Challenges by the tribunal were rare in the Brazilian experience. During approximately five years of the Competition Law, which instituted the pre-merger control regime, only three transactions had been called up for review by the tribunal. As of 2018, however, there has been a significant increase in the number of challenged cases: with 12 precedents in this direction today - three in 2020 alone -, the possibility of requests for review by Cade’s Administrative Tribunal can no longer be considered remote, especially in merger cases that are complex from a competition standpoint.
The vast majority of the challenged transactions to date involve merger filings reviewed under the non-fast track procedure, but transactions under the fast-track procedure may also be subject to being called up by the tribunal, which must take place at the request of one of Cade’s Commissioners in a reasoned dispatch, subject to ratification by CADE’s panel.
The order requesting the review of a merger case does not mean a ruling on the merits of the case, but only the existence of reasoned doubt as to whether the transaction can be approved.

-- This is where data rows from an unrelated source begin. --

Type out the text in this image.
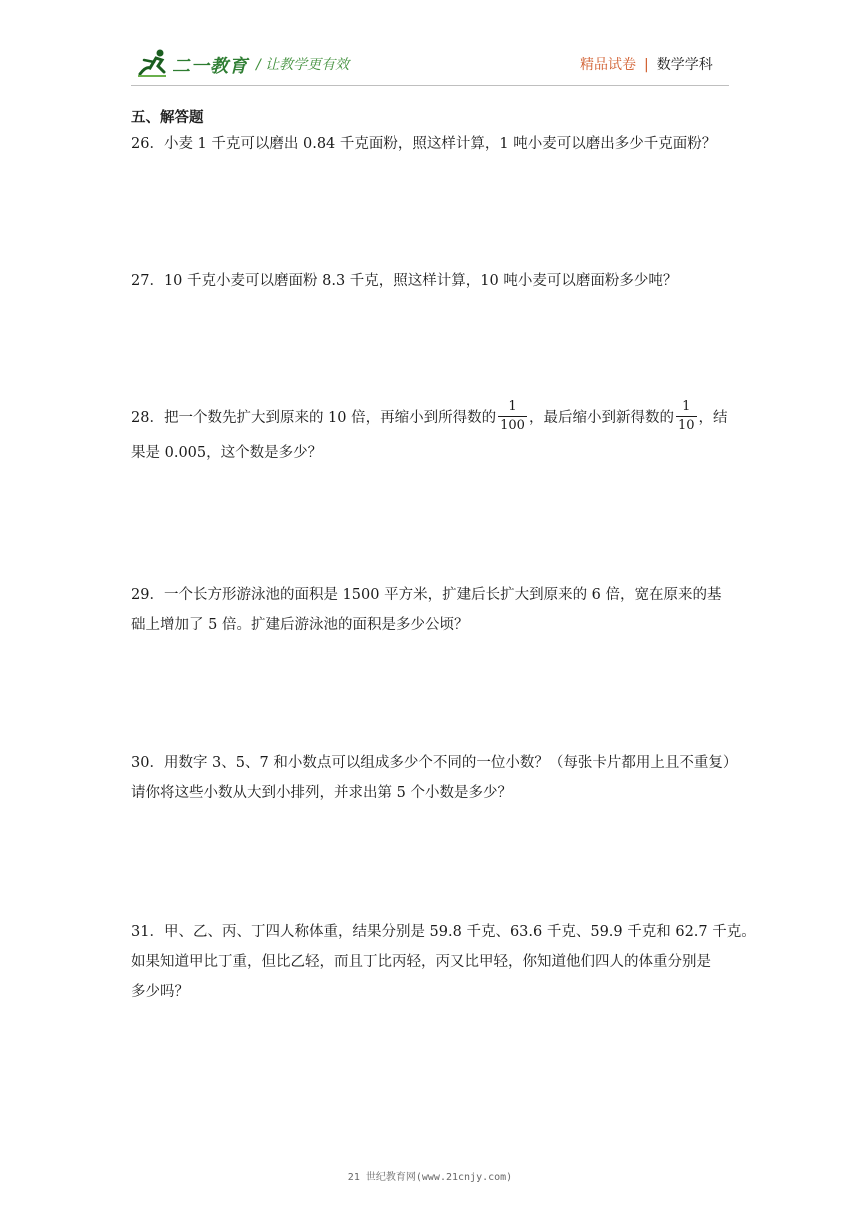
二一教育 / 让教学更有效	精品试卷 | 数学学科
五、解答题
26．小麦 1 千克可以磨出 0.84 千克面粉，照这样计算，1 吨小麦可以磨出多少千克面粉？
27．10 千克小麦可以磨面粉 8.3 千克，照这样计算，10 吨小麦可以磨面粉多少吨？
28．把一个数先扩大到原来的 10 倍，再缩小到所得数的 $\frac{1}{100}$ ，最后缩小到新得数的 $\frac{1}{10}$ ，结
果是 0.005，这个数是多少？
29．一个长方形游泳池的面积是 1500 平方米，扩建后长扩大到原来的 6 倍，宽在原来的基
础上增加了 5 倍。扩建后游泳池的面积是多少公顷？
30．用数字 3、5、7 和小数点可以组成多少个不同的一位小数？（每张卡片都用上且不重复）
请你将这些小数从大到小排列，并求出第 5 个小数是多少？
31．甲、乙、丙、丁四人称体重，结果分别是 59.8 千克、63.6 千克、59.9 千克和 62.7 千克。
如果知道甲比丁重，但比乙轻，而且丁比丙轻，丙又比甲轻，你知道他们四人的体重分别是
多少吗？
21 世纪教育网(www.21cnjy.com)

According to Cade’s case law, the tribunal’s justifications for challenging a merger case include: (i) a more careful review of the relevant markets affected, including markets rarely analyzed by Cade; (ii) discussions regarding the dismissal of transactions that may potentially affect competition; (iii) high market shares; (iv) inaccuracies in the data presented to the SG; and (v) facts supervening the SG's clearance.
When calling up a merger filing, the tribunal must decide whether to uphold the SG's decision for unconditional clearance, approve it with restrictions, or even block it. So far, the tribunal has upheld the SG's unconditional clearance decision in all cases called up for review, except for one that is still under analysis by Cade.
Companies should be aware that a merger filing may be reviewed by both bodies at Cade, which will entail a longer review period until the clearance decision, even going beyond the 30 days deadline for fast-track cases, and may postpone the date initially foreseen for closing the deal.